A striking result in this scenario is the emergence of 6IS7 as a major hub, requiring an investment that is significantly more than the next highest investment. The prominence of 6IS7 can be attributed to its strategic location near the heavily centralized commuter center in downtown Chicago. As the demand for UAM services grows, this hub is well-positioned to provide convenient and efficient transportation options to a large number of passengers.

These two case studies, indicate that both cities exhibit unique characteristics that influence the structure and investment requirements of their respective UAM systems.
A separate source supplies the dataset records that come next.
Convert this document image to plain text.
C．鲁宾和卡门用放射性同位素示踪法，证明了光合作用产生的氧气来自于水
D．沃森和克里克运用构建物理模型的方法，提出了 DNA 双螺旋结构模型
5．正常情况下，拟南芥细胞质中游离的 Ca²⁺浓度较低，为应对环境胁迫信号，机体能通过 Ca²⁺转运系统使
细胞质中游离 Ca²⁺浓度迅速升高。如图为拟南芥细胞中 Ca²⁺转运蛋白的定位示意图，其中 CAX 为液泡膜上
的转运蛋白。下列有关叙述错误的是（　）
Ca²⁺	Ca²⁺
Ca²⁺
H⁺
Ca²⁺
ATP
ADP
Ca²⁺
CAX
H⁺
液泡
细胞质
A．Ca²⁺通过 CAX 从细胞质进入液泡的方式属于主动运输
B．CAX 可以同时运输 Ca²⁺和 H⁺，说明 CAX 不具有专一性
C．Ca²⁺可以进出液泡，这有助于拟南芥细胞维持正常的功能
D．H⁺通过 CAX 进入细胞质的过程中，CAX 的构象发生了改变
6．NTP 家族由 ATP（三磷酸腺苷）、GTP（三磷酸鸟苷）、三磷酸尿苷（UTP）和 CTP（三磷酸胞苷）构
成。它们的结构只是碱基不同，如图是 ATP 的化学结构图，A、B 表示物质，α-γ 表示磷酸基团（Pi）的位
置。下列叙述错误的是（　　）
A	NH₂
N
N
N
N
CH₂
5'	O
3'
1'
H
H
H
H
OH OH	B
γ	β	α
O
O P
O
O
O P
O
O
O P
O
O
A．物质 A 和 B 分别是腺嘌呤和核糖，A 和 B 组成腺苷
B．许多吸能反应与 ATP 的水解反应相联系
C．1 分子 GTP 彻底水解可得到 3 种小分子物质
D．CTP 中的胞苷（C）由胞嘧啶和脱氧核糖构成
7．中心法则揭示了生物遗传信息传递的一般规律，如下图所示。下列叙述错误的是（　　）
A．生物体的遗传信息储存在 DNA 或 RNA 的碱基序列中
The output of the genetic algorithm is shown in FIGS. 11 and 12. FIG. 11 provides three graphs of i) energy in kW (for both solar panels and power requested from the grid); ii) number of chargers; and iii) stored energy (i.e., state of charge of all batteries), the graphs are for one of the vertiports in an urban setting, and vs. timestep defining length of a day. FIG. 12 provides an average of grid demand and cost for all vertiport in the urban setting of FIG. 11.

Those having ordinary skill in the art will recognize that numerous modifications can be made to the specific implementations described above. The implementations should not be limited to the particular limitations described. Other implementations may be possible.